We need to determine the significance level $\alpha$

The hypothesis test should be run at a significance threshold of $5\%$, or $\alpha =0.05$.

Computation table

$$\begin{gathered} S_{xx}=\sum x_i^2-{\left(\sum x_i\right)}^2/n \\ =365.05-(55.9{)}^2/10 \\ =365.05-3124.81/10 \\ =365.05-312.481 \\ =52.569 \end{gathered}$$

The entire amount of square SST is calculated as follows:

$$\begin{gathered} S_{yy}=\sum y_i^2-{\left(\sum y_i\right)}^2/n \\ =70838.49-(832.5{)}^2/10 \\ =70838.49-693056.25/10 \\ =70838.49-69305.625 \\ =1532.865 \end{gathered}$$

SSR regression sum of squares is calculated as follows:

$$\begin{gathered} SSR=\frac{S_{xy}^2}{S_{xx}} \\ =\frac{(-276.725{)}^2}{52.569} \\ =\frac{76576.72562}{52.569} \\ =1456.689791 \end{gathered}$$

$$\begin{gathered} SSE=SST-SSR \\ =1532.865-1456.689791 \\ =76.17520896 \end{gathered}$$

The slope of the regression line is calculated using the formula,

$$\begin{gathered} b_1=\frac{S_{xy}}{S_{xx}} \\ =\frac{-276.725}{52.569} \\ =-5.264033936 \end{gathered}$$

The standard error of the estimate is calculated using the formula:

$$\begin{gathered} s_e=\sqrt{\frac{SSE}{n-2}} \\ =\sqrt{\frac{76.17520896}{10-2}} \\ =3.085757787 \\ \approx 3.0857 \end{gathered}$$

We need to find the value of the test statistic

$$\begin{gathered} t=\frac{b_1}{s_e/\sqrt{S_{xx}}} \\ =\frac{-5.264033936}{3.085757787/\sqrt{52.569}} \\ =\frac{-5.264033936}{0.42559549} \\ =-12.36863304 \\ \approx -12.36 \end{gathered}$$

The test statistic's value is $t=-12.36$, as shown above.
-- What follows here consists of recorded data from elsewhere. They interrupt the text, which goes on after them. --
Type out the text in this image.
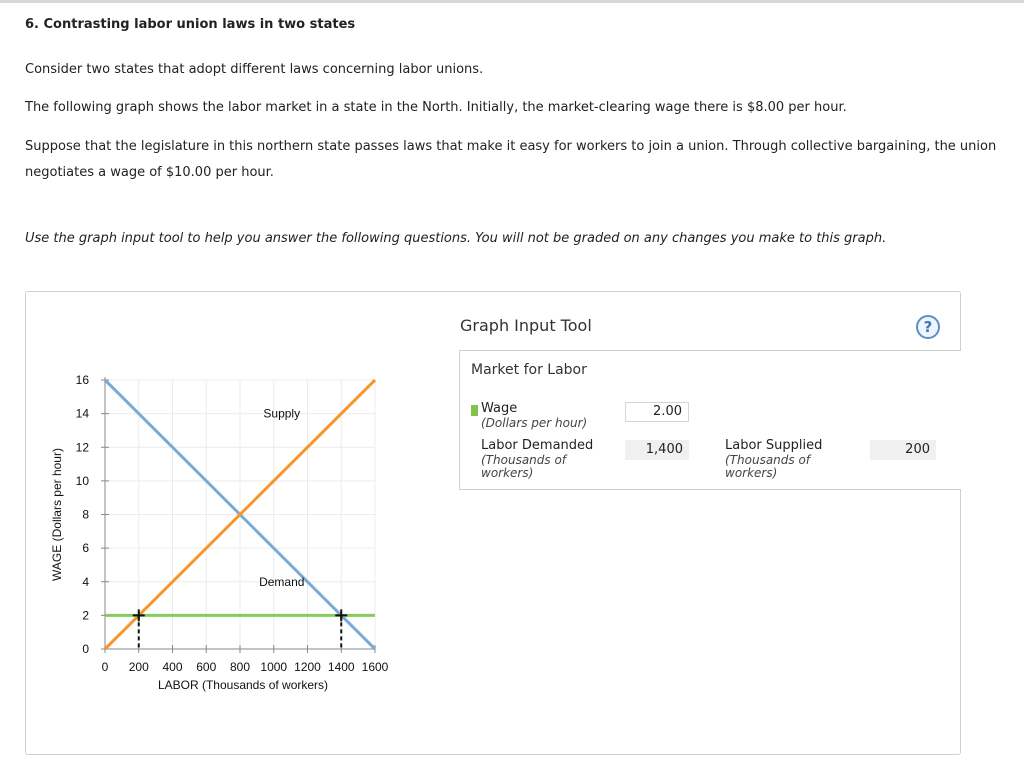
6. Contrasting labor union laws in two states

Consider two states that adopt different laws concerning labor unions.

The following graph shows the labor market in a state in the North. Initially, the market-clearing wage there is $8.00 per hour.

Suppose that the legislature in this northern state passes laws that make it easy for workers to join a union. Through collective bargaining, the union negotiates a wage of $10.00 per hour.

Use the graph input tool to help you answer the following questions. You will not be graded on any changes you make to this graph.

0
2
4
6
8
10
12
14
16
0 200 400 600 800 1000 1200 1400 1600
LABOR (Thousands of workers)
WAGE (Dollars per hour)
Demand
Supply
Graph Input Tool	?
Market for Labor
Wage
(Dollars per hour)
2.00
Labor Demanded
(Thousands of workers)
1,400	Labor Supplied
(Thousands of workers)
200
The $p$-value represents the likelihood of seeing a value of $t$of $-12.36$or larger in magnitude if the null hypothesis is true, because the test is two-tailed. The $P=0.00000170184$text is obtained using technology.

Since the $p$-value$=0.00000170184>\alpha =0.05$. We do not reject our null hypothesis $H_0$.